Breast MRI

In the United States, breast cancer is the most common cancer in women, and is the second leading cause of cancer deaths among women (American Cancer Society). The current clinical standard to screen for breast cancer is X-ray-based mammography; however, several clinical studies have shown that MRI has much higher sensitivity for detecting cancer, especially in women who are at elevated risk for developing breast cancer. But, MRI is the more complex exam and comes at a much higher cost, which are the key reasons why it currently cannot be offered to all women.

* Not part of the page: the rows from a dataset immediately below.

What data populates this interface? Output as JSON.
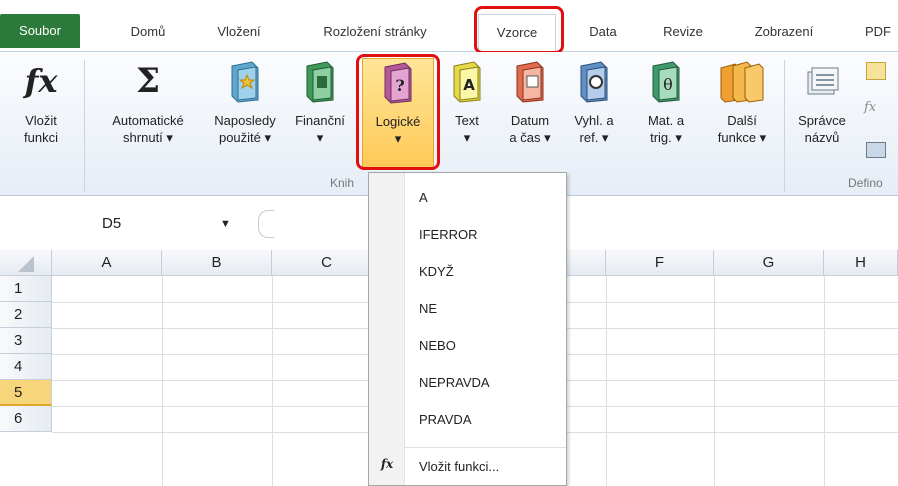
{
  "tabs": [
    "Soubor",
    "Domů",
    "Vložení",
    "Rozložení stránky",
    "Vzorce",
    "Data",
    "Revize",
    "Zobrazení",
    "PDF"
  ],
  "ribbon": {
    "insert_function": [
      "Vložit",
      "funkci"
    ],
    "autosum": [
      "Automatické",
      "shrnutí ▾"
    ],
    "recent": [
      "Naposledy",
      "použité ▾"
    ],
    "financial": [
      "Finanční",
      "▾"
    ],
    "logical": [
      "Logické",
      "▾"
    ],
    "text": [
      "Text",
      "▾"
    ],
    "datetime": [
      "Datum",
      "a čas ▾"
    ],
    "lookup": [
      "Vyhl. a",
      "ref. ▾"
    ],
    "math": [
      "Mat. a",
      "trig. ▾"
    ],
    "more": [
      "Další",
      "funkce ▾"
    ],
    "name_manager": [
      "Správce",
      "názvů"
    ],
    "group_library": "Knih",
    "group_defined": "Defino"
  },
  "formula_bar": {
    "name_box": "D5",
    "dropdown_arrow": "▼"
  },
  "grid": {
    "columns": [
      "A",
      "B",
      "C",
      "F",
      "G",
      "H"
    ],
    "rows": [
      "1",
      "2",
      "3",
      "4",
      "5",
      "6"
    ],
    "selected_row": "5"
  },
  "menu": {
    "items": [
      "A",
      "IFERROR",
      "KDYŽ",
      "NE",
      "NEBO",
      "NEPRAVDA",
      "PRAVDA"
    ],
    "insert_function": "Vložit funkci..."
  },
  "icons": {
    "fx": "fx",
    "sigma": "Σ",
    "question": "?",
    "letter_a": "A",
    "theta": "θ"
  },
  "colors": {
    "file_tab": "#2c7a3b",
    "highlight": "#e01010",
    "pressed": "#ffc955"
  }
}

Scientists in our group, in close collaboration with breast clinicians at Stanford Clinics, have made substantial and impactful contributions to the development of breast MRI techniques. Our ongoing research includes breast imaging at higher spatial resolution to better depict tumor features, faster data acquisition to reduce the overall time in the scanner, as well as enabling contrast-injection-free imaging.

Current breast MRI research in our group focuses on two main areas:

  • Breast MRI without the injection of contrast (Diffusion-weighted MRI)

Breast cancers in MRI are shown by injecting a contrast agent, typically a Gadolinium-based substance. This method is referred to as Dynamic Contrast Enhanced (DCE) MRI. Because of the increased and "leaky" blood supply to the tumor, the tumor becomes brighter than the healthy tissue soon after injection.  Advanced methods are necessary to image quickly enough to resolve the brightness changes with high image resolution.

Alternative MRI methods to assess breast cancer include T2-weighted imaging and diffusion-weighted imaging (DWI). We are exploring faster and sharper techniques to acquire these images. These methods do not require injection of a contrast agent, so may offer cheaper and wider access to MRI for many patients.

  • Breast MRI with the patient laying on their back (Supine patient positioning)

During a breast MRI exam, the patient typically lays on her stomach in a position that is very uncomfortable for the patient, and it limits the sensitivity, consistency, and resolution of the imaging. Also, it limits access to a breast MRI exam for some women who are physically not able to lay in this position inside the MRI scanner. We develop methods to enable MRI with the patient laying on her back and propose that we can achieve higher image quality and improve diagnostic accuracy of detecting breast cancer even more. Supine positioning is much more comfortable for the patient, and it is also much more relevant when breast MRI images are used to guide interventional procedures (e.g. breast biopsies), which are mostly done with the patient laying on their back.